ADLİ TIP: İNFAZI DEVAM ETSİN
Savcılık, Canpolat’ın sunduğu raporları İstanbul Adli Tıp Kurumu’na sundu. Adli Tıp Kurumu ise 22 Aralık 2014’te Canpolat’ın ‘hastane şartlarında yatırılarak infazına devam edilmesinin uygun olduğu’ raporu verdi. Bu rapor nedeniyle Canpolat, hayatının son günlerinde ailesiyle görüştürülmedi ve 12 Ocak günü hayatını kaybetti.

SUÇ DUYURUSUNDA BULUNACAĞIZ
Avukat Tuncer, Hürriyet’e şunları söyledi: “Son günlerini ailesinin yanında geçirsin istedik.

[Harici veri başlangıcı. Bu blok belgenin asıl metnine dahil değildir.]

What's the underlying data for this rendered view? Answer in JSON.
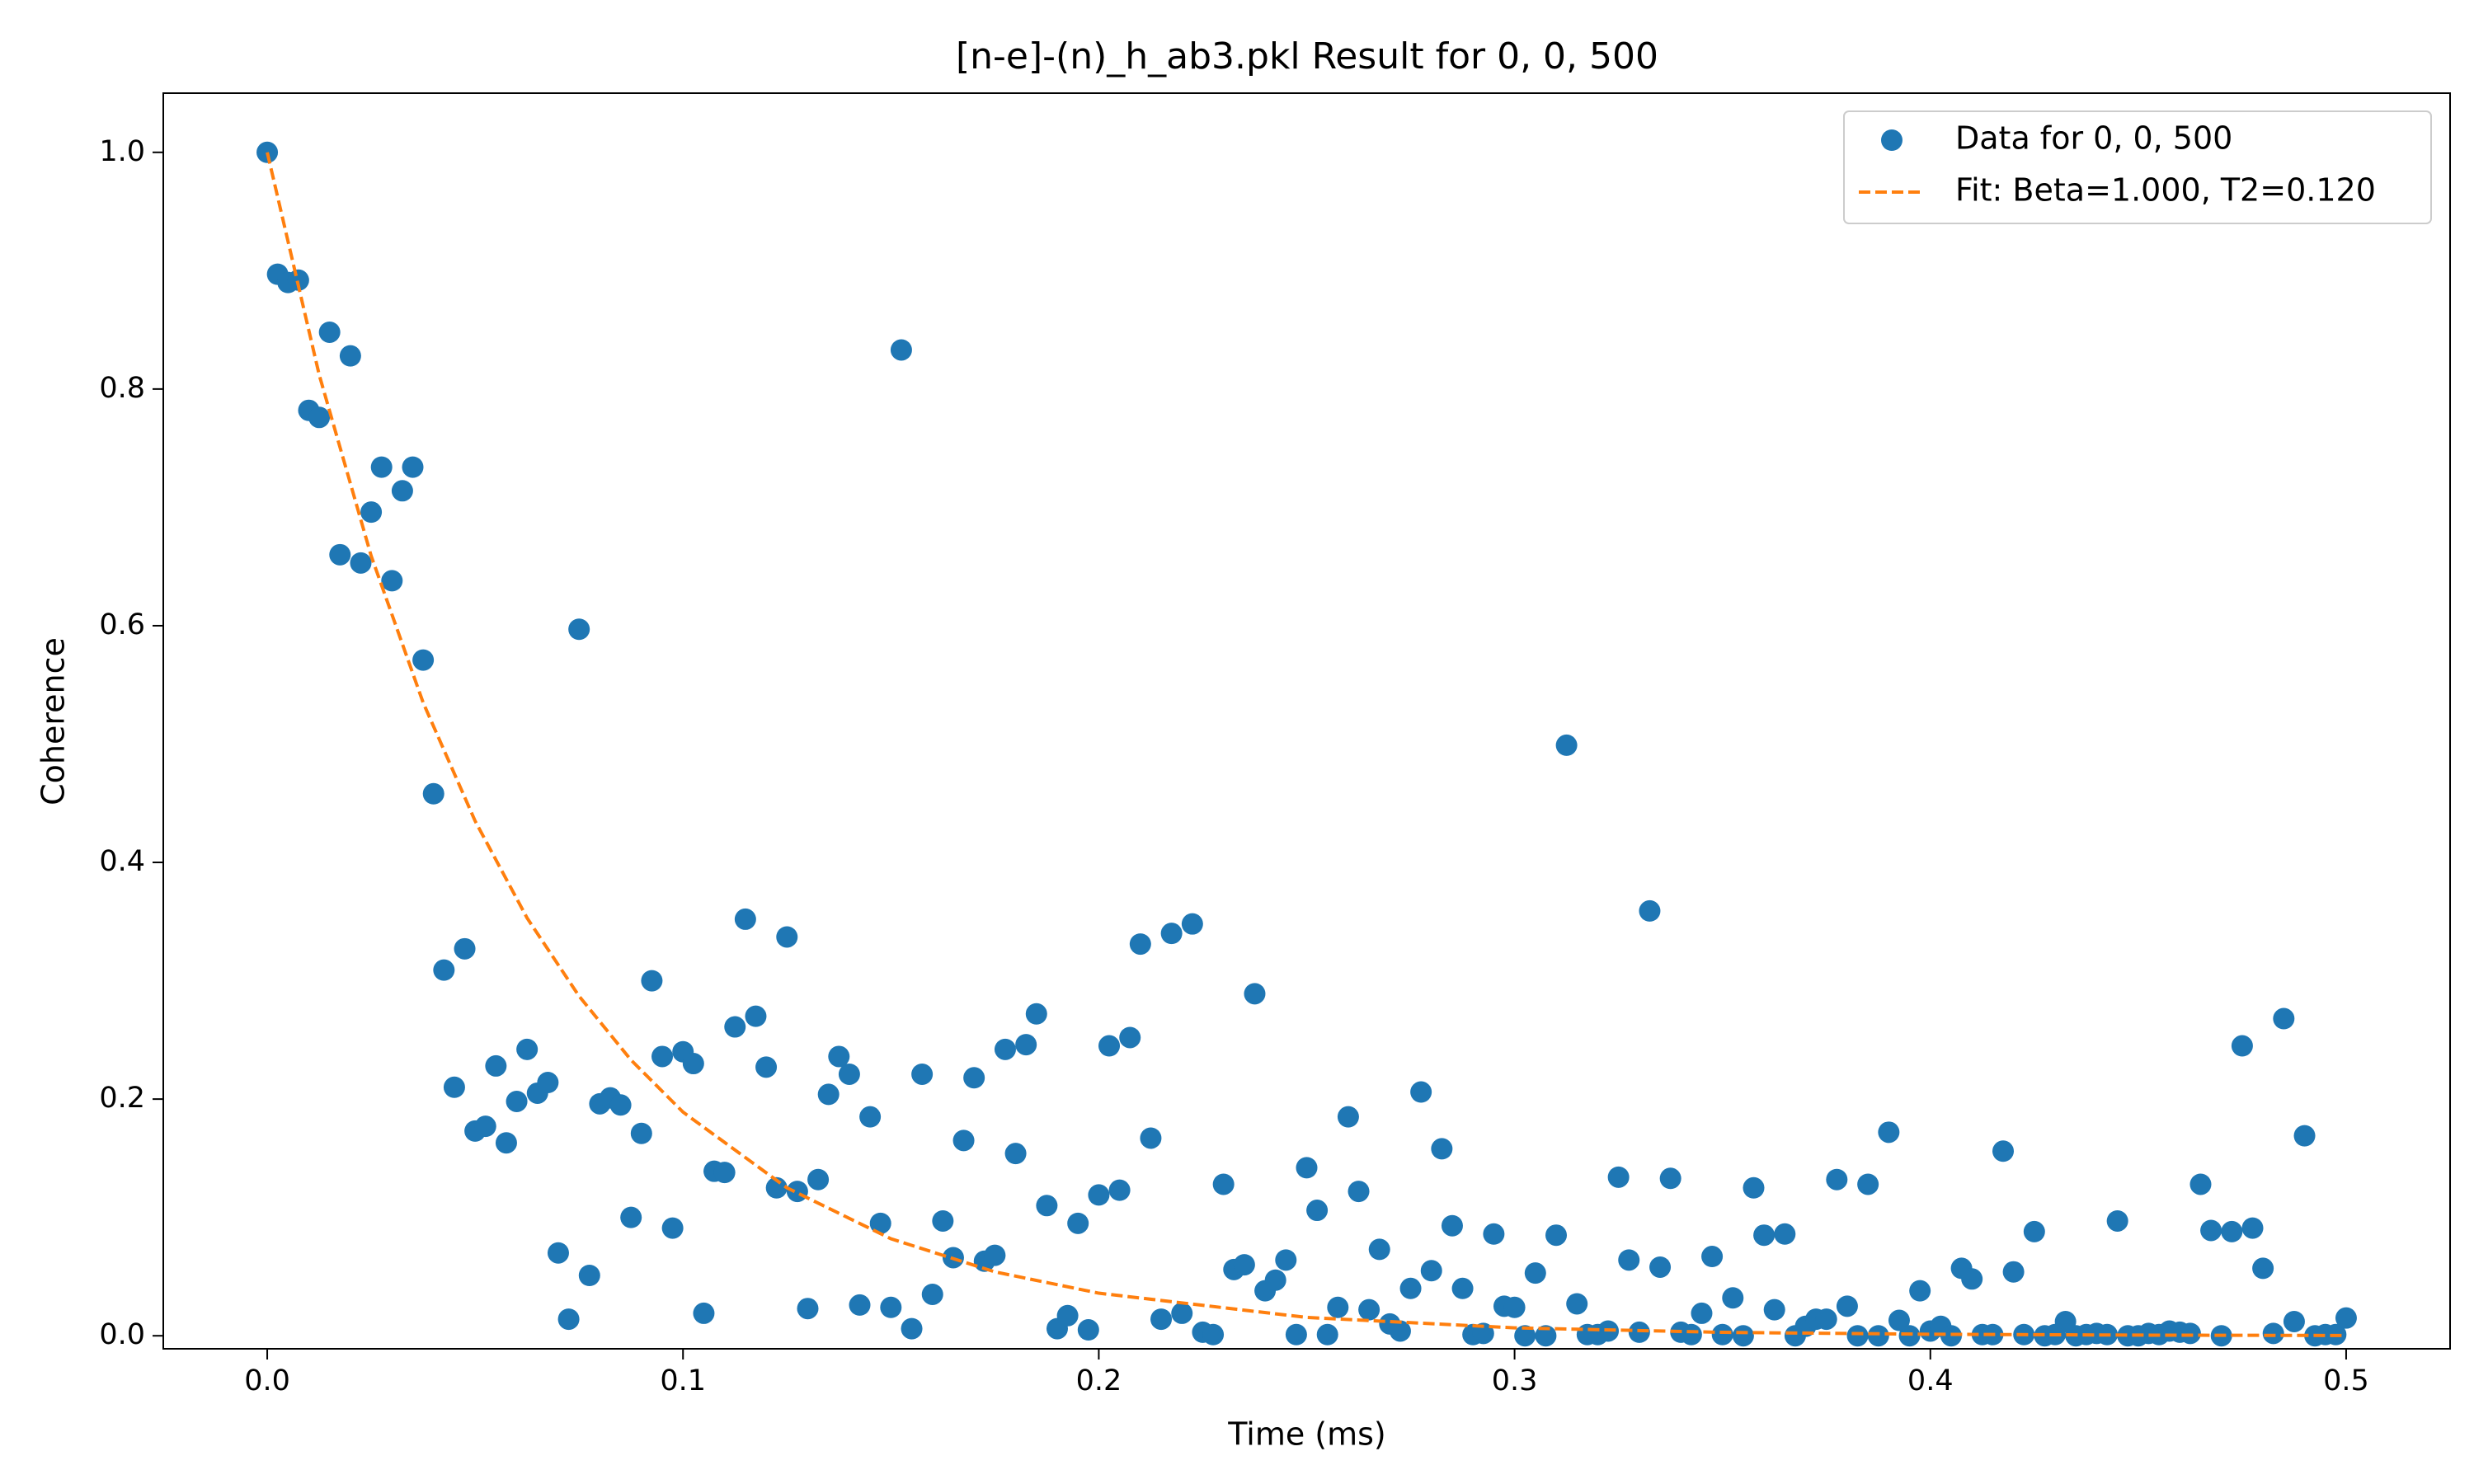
{
  "chart_data": {
    "type": "scatter",
    "title": "[n-e]-(n)_h_ab3.pkl Result for 0, 0, 500",
    "xlabel": "Time (ms)",
    "ylabel": "Coherence",
    "xlim": [
      -0.025,
      0.525
    ],
    "ylim": [
      -0.011,
      1.05
    ],
    "xticks": [
      {
        "value": 0,
        "label": "0.0"
      },
      0.1,
      0.2,
      0.3,
      0.4,
      0.5
    ],
    "yticks": [
      {
        "value": 0,
        "label": "0.0"
      },
      0.2,
      0.4,
      0.6,
      0.8,
      {
        "value": 1,
        "label": "1.0"
      }
    ],
    "legend": "upper right",
    "series": [
      {
        "name": "Data for 0, 0, 500",
        "type": "scatter",
        "color": "#1f77b4",
        "x": [
          0,
          0.0025,
          0.005,
          0.0075,
          0.01,
          0.0125,
          0.015,
          0.0175,
          0.02,
          0.0225,
          0.025,
          0.0275,
          0.03,
          0.0325,
          0.035,
          0.0375,
          0.04,
          0.0425,
          0.045,
          0.0475,
          0.05,
          0.0525,
          0.055,
          0.0575,
          0.06,
          0.0625,
          0.065,
          0.0675,
          0.07,
          0.0725,
          0.075,
          0.0775,
          0.08,
          0.0825,
          0.085,
          0.0875,
          0.09,
          0.0925,
          0.095,
          0.0975,
          0.1,
          0.1025,
          0.105,
          0.1075,
          0.11,
          0.1125,
          0.115,
          0.1175,
          0.12,
          0.1225,
          0.125,
          0.1275,
          0.13,
          0.1325,
          0.135,
          0.1375,
          0.14,
          0.1425,
          0.145,
          0.1475,
          0.15,
          0.1525,
          0.155,
          0.1575,
          0.16,
          0.1625,
          0.165,
          0.1675,
          0.17,
          0.1725,
          0.175,
          0.1775,
          0.18,
          0.1825,
          0.185,
          0.1875,
          0.19,
          0.1925,
          0.195,
          0.1975,
          0.2,
          0.2025,
          0.205,
          0.2075,
          0.21,
          0.2125,
          0.215,
          0.2175,
          0.22,
          0.2225,
          0.225,
          0.2275,
          0.23,
          0.2325,
          0.235,
          0.2375,
          0.24,
          0.2425,
          0.245,
          0.2475,
          0.25,
          0.2525,
          0.255,
          0.2575,
          0.26,
          0.2625,
          0.265,
          0.2675,
          0.27,
          0.2725,
          0.275,
          0.2775,
          0.28,
          0.2825,
          0.285,
          0.2875,
          0.29,
          0.2925,
          0.295,
          0.2975,
          0.3,
          0.3025,
          0.305,
          0.3075,
          0.31,
          0.3125,
          0.315,
          0.3175,
          0.32,
          0.3225,
          0.325,
          0.3275,
          0.33,
          0.3325,
          0.335,
          0.3375,
          0.34,
          0.3425,
          0.345,
          0.3475,
          0.35,
          0.3525,
          0.355,
          0.3575,
          0.36,
          0.3625,
          0.365,
          0.3675,
          0.37,
          0.3725,
          0.375,
          0.3775,
          0.38,
          0.3825,
          0.385,
          0.3875,
          0.39,
          0.3925,
          0.395,
          0.3975,
          0.4,
          0.4025,
          0.405,
          0.4075,
          0.41,
          0.4125,
          0.415,
          0.4175,
          0.42,
          0.4225,
          0.425,
          0.4275,
          0.43,
          0.4325,
          0.435,
          0.4375,
          0.44,
          0.4425,
          0.445,
          0.4475,
          0.45,
          0.4525,
          0.455,
          0.4575,
          0.46,
          0.4625,
          0.465,
          0.4675,
          0.47,
          0.4725,
          0.475,
          0.4775,
          0.48,
          0.4825,
          0.485,
          0.4875,
          0.49,
          0.4925,
          0.495,
          0.4975,
          0.5
        ],
        "values": [
          1.0,
          0.897,
          0.89,
          0.892,
          0.782,
          0.776,
          0.848,
          0.66,
          0.828,
          0.653,
          0.696,
          0.734,
          0.638,
          0.714,
          0.734,
          0.571,
          0.458,
          0.309,
          0.21,
          0.327,
          0.173,
          0.177,
          0.228,
          0.163,
          0.198,
          0.242,
          0.205,
          0.214,
          0.07,
          0.014,
          0.597,
          0.051,
          0.196,
          0.201,
          0.195,
          0.1,
          0.171,
          0.3,
          0.236,
          0.091,
          0.24,
          0.23,
          0.019,
          0.139,
          0.138,
          0.261,
          0.352,
          0.27,
          0.227,
          0.125,
          0.337,
          0.122,
          0.023,
          0.132,
          0.204,
          0.236,
          0.221,
          0.026,
          0.185,
          0.095,
          0.024,
          0.833,
          0.006,
          0.221,
          0.035,
          0.097,
          0.066,
          0.165,
          0.218,
          0.063,
          0.068,
          0.242,
          0.154,
          0.246,
          0.272,
          0.11,
          0.006,
          0.017,
          0.095,
          0.005,
          0.119,
          0.245,
          0.123,
          0.252,
          0.331,
          0.167,
          0.014,
          0.34,
          0.019,
          0.348,
          0.003,
          0.001,
          0.128,
          0.056,
          0.06,
          0.289,
          0.038,
          0.047,
          0.064,
          0.001,
          0.142,
          0.106,
          0.001,
          0.024,
          0.185,
          0.122,
          0.022,
          0.073,
          0.01,
          0.004,
          0.04,
          0.206,
          0.055,
          0.158,
          0.093,
          0.04,
          0.001,
          0.002,
          0.086,
          0.025,
          0.024,
          0.0,
          0.053,
          0.0,
          0.085,
          0.499,
          0.027,
          0.001,
          0.001,
          0.004,
          0.134,
          0.064,
          0.003,
          0.359,
          0.058,
          0.133,
          0.003,
          0.001,
          0.019,
          0.067,
          0.001,
          0.032,
          0.0,
          0.125,
          0.085,
          0.022,
          0.086,
          0.0,
          0.008,
          0.014,
          0.014,
          0.132,
          0.025,
          0.0,
          0.128,
          0.0,
          0.172,
          0.013,
          0.0,
          0.038,
          0.004,
          0.008,
          0.0,
          0.057,
          0.048,
          0.001,
          0.001,
          0.156,
          0.054,
          0.001,
          0.088,
          0.0,
          0.001,
          0.012,
          0.0,
          0.001,
          0.002,
          0.001,
          0.097,
          0.0,
          0.0,
          0.002,
          0.001,
          0.004,
          0.003,
          0.002,
          0.128,
          0.089,
          0.0,
          0.088,
          0.245,
          0.091,
          0.057,
          0.002,
          0.268,
          0.012,
          0.169,
          0.0,
          0.001,
          0.001,
          0.015
        ]
      },
      {
        "name": "Fit: Beta=1.000, T2=0.120",
        "type": "line",
        "style": "dashed",
        "color": "#ff7f0e",
        "x": [
          0,
          0.0125,
          0.025,
          0.0375,
          0.05,
          0.0625,
          0.075,
          0.0875,
          0.1,
          0.125,
          0.15,
          0.175,
          0.2,
          0.25,
          0.3,
          0.35,
          0.4,
          0.45,
          0.5
        ],
        "values": [
          1,
          0.812,
          0.659,
          0.535,
          0.435,
          0.353,
          0.287,
          0.233,
          0.189,
          0.125,
          0.082,
          0.054,
          0.036,
          0.0155,
          0.0067,
          0.0029,
          0.0013,
          0.00055,
          0.00024
        ]
      }
    ]
  }
}
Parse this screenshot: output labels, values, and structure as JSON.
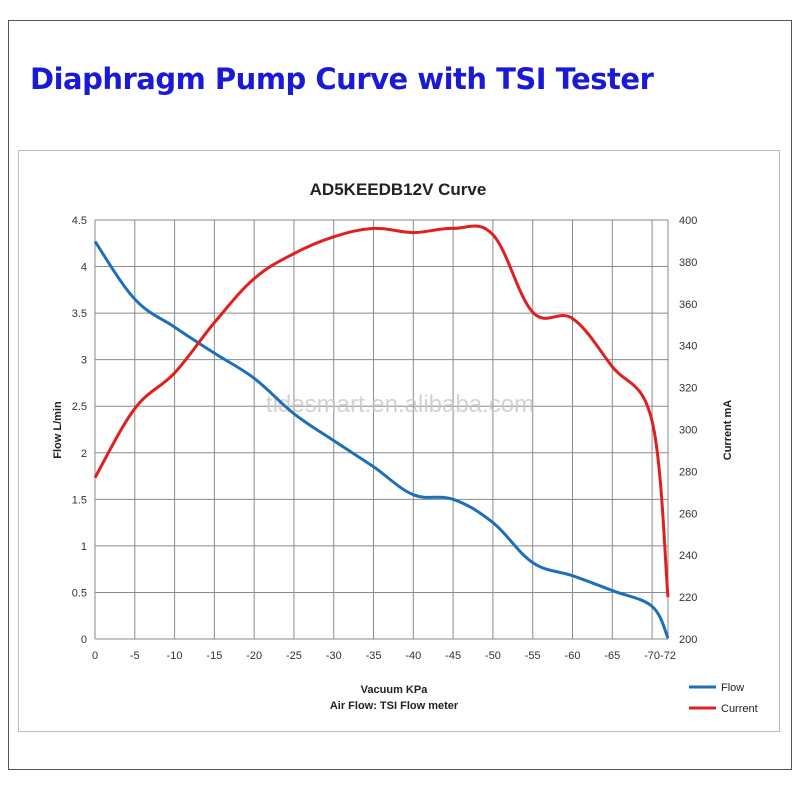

Yanında kız kardeşi refakatçi olarak kalabiliyordu. Ailesinin ve kızının ziyaretine sorun çıkarıyorlardı. İnsanların en azında bir vedalaşma hakkı var. Boğazında açılan delikle beslenen ve şuuru kapalı olan bir kişinin kaçabileceği gerekçesiyle başucunda 24 saat jandarma nöbet tuttu. Doktorlar, savcılar, ATK elbirliği ile bu insanı katletti. Suç duyurusunda bulunacağız.”

BABAMI ÖLDÜRDÜLER
30 yaşında tutuklanan ve 18 yıldır cezaevinde yatan Mehmet Canpolat, Yenibosna Cemevi’nde düzenlenen törenin ardından vasiyeti üzerine Bağcılar Mezarlığı’nda toprağa verildi. Canpolat’ın kızı Berivan Canpolat (22), cenaze töreninde “Biz sana doyamadık baba. Sana kara topraklar doyacak” diye feryat etti. Berivan Canpolat cenaze sonrası ise gazetecilere “Aldılar onu bizden. Kopardılar. Sözü vardı bana gelecekti. Ben 3 yaşımdan beri babasızım. Bir gün gelecek diye bekledim hep. Ama ölüsünü verdiler. Öldürdüler babamı” diye konuştu. Abla Elmas Kılıç da son 1 aydır ağabeyine refakat ettiğini belirterek “Kardeşim, hastanedeyken ‘Bu bana yapılanlar işkencedir. Bunun hesabını sorun’ demişti. Çok mücadele etti. Direndi. Ama olmadı” dedi.